Mesajı Okuyun
Old 08-02-2007, 14:23   #5
Av.Ömer GÖKÇE

 
Varsayılan

T.C.
YARGITAY
13. HUKUK DAİRESİ
E. 1999/10190
K. 2000/405
T. 31.1.2000
• TÜKETİCİNİN KORUNMASI HÜKÜMLERİNİN UYGULANMASI ( Garanti Kapsamındaki Araca İlişkin Ayıp İddiasının İspatlanamamış Olması )
• GARANTİ KAPSAMINDAKİ ARACIN AYIP NEDENİYLE DEĞİŞTİRİLMESİ TALEBİ ( Tüketicinin Korunması Kanununun Uygulanması Prosedürü )
• AYBA KARŞI TEKEFFÜL ( Garanti Kapsamında Alınan Aracın Yenisiyle Değiştirilmesi Talebi - Tüketiciyi Koruma Kanununa Göre Uygulanacak Prosedür )
4077/m.13,4
ÖZET : Davacı, satın aldığı aracın katalogda belirtilen özelliklere sahip olmadığı gerekçesiyle yenisiyle değiştirilmesini istemiştir. Dava konusu yapılan araç, 4077 sayılı Tüketicinin Korunması Hakkında Kanunun 13.maddesine göre garanti belgeli mallardandır. Bu gibi malların satışında firma, satılan araç için garanti belgesi düzenlenip alıcıya vermek zorundadır. Garanti kapsamı içinde bulunan arızaların ortaya çıkması durumunda, 13.maddedeki prosedüre göre işlem yapılması gerekir. Davacının ileri sürdüğü ayıbın mevcut olup olmadığı tesbit edilmediği gibi, servis kayıtları da dosyaya ibraz edilmemiştir. Tüketici Hakem Heyetinin de bu yönde bir tesbiti bulunmamaktadır. Davacı iddiasını yasal delillerle kanıtlamak durumundadır. İddiasını isbat için delil ibraz edemeyen davacının davasının bu nedenle reddine karar verilmesi gerekirken, 4077 sayılı yasanın 4.maddesi gereğince süre yönünden davanın reddi doğru değildir.
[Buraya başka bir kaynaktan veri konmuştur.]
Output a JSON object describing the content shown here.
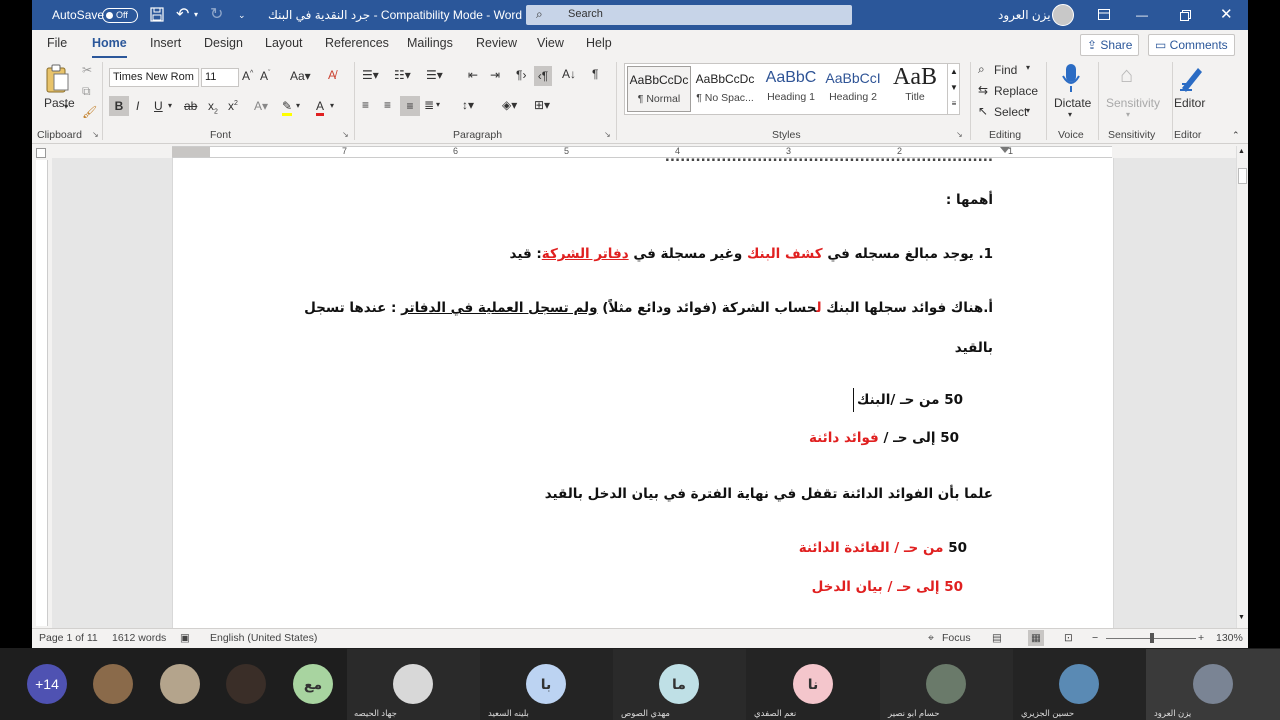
{
  "titlebar": {
    "autosave_label": "AutoSave",
    "autosave_state": "Off",
    "doc_title": "جرد النقدية في البنك  -  Compatibility Mode  -  Word",
    "search_placeholder": "Search",
    "user_name": "يزن العرود"
  },
  "tabs": [
    "File",
    "Home",
    "Insert",
    "Design",
    "Layout",
    "References",
    "Mailings",
    "Review",
    "View",
    "Help"
  ],
  "active_tab": "Home",
  "share_label": "Share",
  "comments_label": "Comments",
  "ribbon": {
    "paste_label": "Paste",
    "font_name": "Times New Rom",
    "font_size": "11",
    "styles": [
      {
        "preview": "AaBbCcDc",
        "name": "¶ Normal"
      },
      {
        "preview": "AaBbCcDc",
        "name": "¶ No Spac..."
      },
      {
        "preview": "AaBbC",
        "name": "Heading 1"
      },
      {
        "preview": "AaBbCcI",
        "name": "Heading 2"
      },
      {
        "preview": "AaB",
        "name": "Title"
      }
    ],
    "find_label": "Find",
    "replace_label": "Replace",
    "select_label": "Select",
    "dictate_label": "Dictate",
    "sensitivity_label": "Sensitivity",
    "editor_label": "Editor",
    "groups": {
      "clipboard": "Clipboard",
      "font": "Font",
      "paragraph": "Paragraph",
      "styles": "Styles",
      "editing": "Editing",
      "voice": "Voice",
      "sensitivity": "Sensitivity",
      "editor": "Editor"
    }
  },
  "ruler_numbers": [
    "7",
    "6",
    "5",
    "4",
    "3",
    "2",
    "1"
  ],
  "document": {
    "l0": "أهمها :",
    "l1_a": "1. يوجد مبالغ مسجله في ",
    "l1_b": "كشف البنك",
    "l1_c": " وغير مسجلة في ",
    "l1_d": "دفاتر الشركة",
    "l1_e": ": قيد",
    "l2_a": "أ.هناك فوائد سجلها البنك ",
    "l2_b": "ل",
    "l2_c": "حساب الشركة (فوائد ودائع مثلاً) ",
    "l2_d": "ولم تسجل العملية في الدفاتر",
    "l2_e": " : عندها تسجل",
    "l3": "بالقيد",
    "e1": "50 من حـ /البنك",
    "e2_a": "50 إلى حـ / ",
    "e2_b": "فوائد دائنة",
    "l4": "علما بأن الفوائد الدائنة تقفل في نهاية الفترة في بيان الدخل بالقيد",
    "e3_a": "50 ",
    "e3_b": "من حـ / الفائدة الدائنة",
    "e4_a": "50 ",
    "e4_b": "إلى حـ / ",
    "e4_c": "بيان الدخل"
  },
  "status": {
    "page": "Page 1 of 11",
    "words": "1612 words",
    "language": "English (United States)",
    "focus": "Focus",
    "zoom": "130%"
  },
  "meeting": {
    "more_count": "+14",
    "participants": [
      {
        "initials": "مع",
        "name": ""
      },
      {
        "initials": "",
        "name": "جهاد الحيصه"
      },
      {
        "initials": "با",
        "name": "بلينه السعيد"
      },
      {
        "initials": "ما",
        "name": "مهدي الصوص"
      },
      {
        "initials": "نا",
        "name": "نعم الصفدي"
      },
      {
        "initials": "",
        "name": "حسام ابو نصير"
      },
      {
        "initials": "",
        "name": "حسين الجزيري"
      },
      {
        "initials": "",
        "name": "يزن العرود"
      }
    ]
  },
  "colors": {
    "word_blue": "#2b579a",
    "accent_red": "#e02020"
  }
}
DAVA : Taraflar arasındaki tazminat davasının yapılan yargılaması sonunda ilamda yazılı nedenlerden dolayı davanın reddine yönelik olarak verilen hükmün süresi içinde davacı avukatınca temyiz edilmesi üzerine dosya incelendi gereği konuşunup düşünüldü.

KARAR : Davacı, davalı tarafından üretilen aracı satın aldığını, aracın kataloğunda 90 km sabit hızda, 100 km mesafede, 4,5 litre benzin yaktığı belirtildiği halde, % 100 fazla benzin yaktığını ve Vanda servisi bulunmadığını öne sürerek, aracın yenisiyle değiştirilmesini ve bu araç için yaptığı 1.250.000.000 lira masraf ile 750.000.000 lira manevi tazminatın ödetilmesini istemiştir.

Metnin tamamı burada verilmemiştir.